MRI findings are not a necessity
If you already reassure patients that their back pain is likely to get better, or assure them that an MRI isn’t necessary and/or follow other current guidelines for management of low back (Chou, Qaseem, Snow… et al, 2007) then your help is needed. We can encourage colleagues who still default to the idea that what they see in MRI or other imaging is going to inform their treatment to engage with the current scientific understanding of MRI imaging, symptom presentation, pain science and outcome management.
Continued discussions about whether the degeneration at L5/SI is causing pain are really unhelpful, for both patients and clinicians.

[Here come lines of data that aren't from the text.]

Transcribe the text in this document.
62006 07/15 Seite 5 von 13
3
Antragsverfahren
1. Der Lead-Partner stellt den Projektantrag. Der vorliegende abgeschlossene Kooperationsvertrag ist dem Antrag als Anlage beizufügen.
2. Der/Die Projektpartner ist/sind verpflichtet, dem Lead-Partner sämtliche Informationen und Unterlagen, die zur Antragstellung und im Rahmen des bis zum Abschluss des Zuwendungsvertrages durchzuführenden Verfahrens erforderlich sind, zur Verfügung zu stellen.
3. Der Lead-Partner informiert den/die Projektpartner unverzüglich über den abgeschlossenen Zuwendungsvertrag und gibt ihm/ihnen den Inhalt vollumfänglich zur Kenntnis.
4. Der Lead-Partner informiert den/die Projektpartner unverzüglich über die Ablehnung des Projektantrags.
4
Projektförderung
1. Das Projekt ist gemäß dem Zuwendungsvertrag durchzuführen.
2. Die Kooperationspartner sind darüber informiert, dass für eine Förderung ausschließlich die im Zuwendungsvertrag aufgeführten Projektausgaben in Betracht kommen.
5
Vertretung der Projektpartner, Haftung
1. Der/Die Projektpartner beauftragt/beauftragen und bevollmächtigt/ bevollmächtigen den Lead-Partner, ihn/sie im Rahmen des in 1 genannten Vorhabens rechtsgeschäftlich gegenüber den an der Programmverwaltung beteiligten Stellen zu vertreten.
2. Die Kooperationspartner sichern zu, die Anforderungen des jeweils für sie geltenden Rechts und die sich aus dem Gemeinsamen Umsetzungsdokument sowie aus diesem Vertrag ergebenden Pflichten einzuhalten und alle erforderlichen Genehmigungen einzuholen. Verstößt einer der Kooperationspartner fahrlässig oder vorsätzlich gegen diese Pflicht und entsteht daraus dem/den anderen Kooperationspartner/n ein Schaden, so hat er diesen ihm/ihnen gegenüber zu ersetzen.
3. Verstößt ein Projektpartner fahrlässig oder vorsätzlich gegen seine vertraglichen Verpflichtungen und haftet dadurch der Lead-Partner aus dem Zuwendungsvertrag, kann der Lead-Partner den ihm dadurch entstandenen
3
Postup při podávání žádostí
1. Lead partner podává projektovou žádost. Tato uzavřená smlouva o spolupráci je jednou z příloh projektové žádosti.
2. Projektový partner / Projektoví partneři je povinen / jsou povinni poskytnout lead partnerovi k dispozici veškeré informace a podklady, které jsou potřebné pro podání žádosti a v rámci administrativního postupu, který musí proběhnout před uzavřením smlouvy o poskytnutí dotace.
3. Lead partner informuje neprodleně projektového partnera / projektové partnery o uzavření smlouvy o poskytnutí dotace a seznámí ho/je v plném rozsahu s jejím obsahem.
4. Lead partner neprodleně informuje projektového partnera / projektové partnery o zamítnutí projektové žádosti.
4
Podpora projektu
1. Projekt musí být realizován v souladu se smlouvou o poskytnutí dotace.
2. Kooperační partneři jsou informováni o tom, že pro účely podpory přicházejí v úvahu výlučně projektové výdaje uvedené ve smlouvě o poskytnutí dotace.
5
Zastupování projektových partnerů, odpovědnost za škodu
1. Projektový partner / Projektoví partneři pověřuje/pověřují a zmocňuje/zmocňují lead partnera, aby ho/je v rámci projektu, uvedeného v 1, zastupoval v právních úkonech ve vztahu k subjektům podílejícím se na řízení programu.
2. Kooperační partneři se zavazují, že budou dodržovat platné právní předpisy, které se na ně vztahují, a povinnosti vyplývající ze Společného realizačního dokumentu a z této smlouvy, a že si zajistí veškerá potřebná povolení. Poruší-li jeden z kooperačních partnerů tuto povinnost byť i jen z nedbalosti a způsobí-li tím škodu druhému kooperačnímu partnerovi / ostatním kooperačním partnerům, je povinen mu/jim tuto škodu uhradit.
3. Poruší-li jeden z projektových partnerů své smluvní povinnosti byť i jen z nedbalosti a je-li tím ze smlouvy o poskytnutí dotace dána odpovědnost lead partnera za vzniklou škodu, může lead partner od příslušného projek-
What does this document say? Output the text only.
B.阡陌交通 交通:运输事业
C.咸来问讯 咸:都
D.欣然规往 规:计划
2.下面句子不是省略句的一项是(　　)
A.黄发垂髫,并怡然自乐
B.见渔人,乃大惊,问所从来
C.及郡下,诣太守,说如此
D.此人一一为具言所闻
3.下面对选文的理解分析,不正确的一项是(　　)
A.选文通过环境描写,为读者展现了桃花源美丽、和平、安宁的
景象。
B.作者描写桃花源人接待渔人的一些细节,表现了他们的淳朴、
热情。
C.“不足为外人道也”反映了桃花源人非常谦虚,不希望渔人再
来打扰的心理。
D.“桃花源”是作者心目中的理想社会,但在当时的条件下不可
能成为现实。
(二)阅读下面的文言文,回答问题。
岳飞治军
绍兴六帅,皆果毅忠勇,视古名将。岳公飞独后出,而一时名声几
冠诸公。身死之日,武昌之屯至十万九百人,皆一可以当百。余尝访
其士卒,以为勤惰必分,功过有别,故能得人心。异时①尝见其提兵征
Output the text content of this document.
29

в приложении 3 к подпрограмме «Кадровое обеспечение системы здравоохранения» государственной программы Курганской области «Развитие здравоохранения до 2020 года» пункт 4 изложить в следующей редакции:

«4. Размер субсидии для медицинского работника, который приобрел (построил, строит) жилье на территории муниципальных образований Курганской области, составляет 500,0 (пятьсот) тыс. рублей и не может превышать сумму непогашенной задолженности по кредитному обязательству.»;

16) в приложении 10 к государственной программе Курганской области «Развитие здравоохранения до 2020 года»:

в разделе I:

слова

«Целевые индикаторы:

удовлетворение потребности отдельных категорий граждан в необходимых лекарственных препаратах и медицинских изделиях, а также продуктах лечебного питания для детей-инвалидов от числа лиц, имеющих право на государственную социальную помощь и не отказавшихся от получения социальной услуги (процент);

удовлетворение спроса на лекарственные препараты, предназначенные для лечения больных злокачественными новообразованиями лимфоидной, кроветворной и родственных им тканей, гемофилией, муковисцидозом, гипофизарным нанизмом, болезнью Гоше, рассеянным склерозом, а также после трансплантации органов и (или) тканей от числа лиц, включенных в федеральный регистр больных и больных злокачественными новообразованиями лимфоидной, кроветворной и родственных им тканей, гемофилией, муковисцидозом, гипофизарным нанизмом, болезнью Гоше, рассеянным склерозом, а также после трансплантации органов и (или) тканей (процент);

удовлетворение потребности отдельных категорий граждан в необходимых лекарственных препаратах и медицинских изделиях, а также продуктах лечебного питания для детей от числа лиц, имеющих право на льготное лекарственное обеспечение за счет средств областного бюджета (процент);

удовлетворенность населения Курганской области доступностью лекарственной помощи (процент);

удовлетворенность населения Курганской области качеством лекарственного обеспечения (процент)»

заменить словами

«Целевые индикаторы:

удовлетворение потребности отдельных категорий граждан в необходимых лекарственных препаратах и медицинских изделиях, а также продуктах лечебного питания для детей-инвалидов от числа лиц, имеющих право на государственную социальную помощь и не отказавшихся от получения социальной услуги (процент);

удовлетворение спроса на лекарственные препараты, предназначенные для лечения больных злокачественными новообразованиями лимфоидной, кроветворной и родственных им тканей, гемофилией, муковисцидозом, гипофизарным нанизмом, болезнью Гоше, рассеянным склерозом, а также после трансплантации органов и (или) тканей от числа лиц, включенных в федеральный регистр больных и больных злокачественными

***** It just doesn’t fit with the science *********
Images, information and further studies to help educate your patients on these issues:
Brinjikji,W., Leutmer, P., Comstock B., … et al (2015). Systematic literature review of imaging features of spinal degeneration in asymptomatic populations. American Journal of Neuroradiology, 36(4), 811-816.
Chou, R., Qaseem, A., Snow, V., et al.(2007). Diagnosis and treatment of low back pain: a joint clinical practice guideline from the American College of Physicians and the American Pain Society. Annals of Internal Medicine, 147,478–91.
Suri, P., Boyko, E., Goldberg, J., Forsberg, C., & Jarvik, J. (2014). Longitudinal associations between incident lumbar spine MRI findings and chronic low back pain or radicular symptoms: retrospective analysis of data from the longitudinal assessment of imaging and disability of the back (LAIDBACK). BMC Musculoskeletal Disorders, 15,152.
Jensen, M., Brant-Zawadski, M., Obuchowski, N., Modic, M., Malkasian, D.,& Ross, J. (1994) Magnetic resonance imaging of the lumbar spine in people without back pain. New England Journal of Medicine, 331(2), 69–73.
Rainville, J., Smeets, R., Bendix, T., Tveito, T., Poiraudeau, S., & Indahl, A. (2011). Fear-avoidance beliefs and pain avoidance in low back pain–translating research into clinical practice. Spine Journal, 11(9), 895-903.
Webster, B., Bauer, A., YoonSun Choi, M., Cifuentes, M., & Pransky, G. (2013). Iatrogenic Consequences of Early Magnetic Resonance Imaging in Acute, Work-Related, Disabling Low Back Pain. Spine, 38(22), 1939-1946.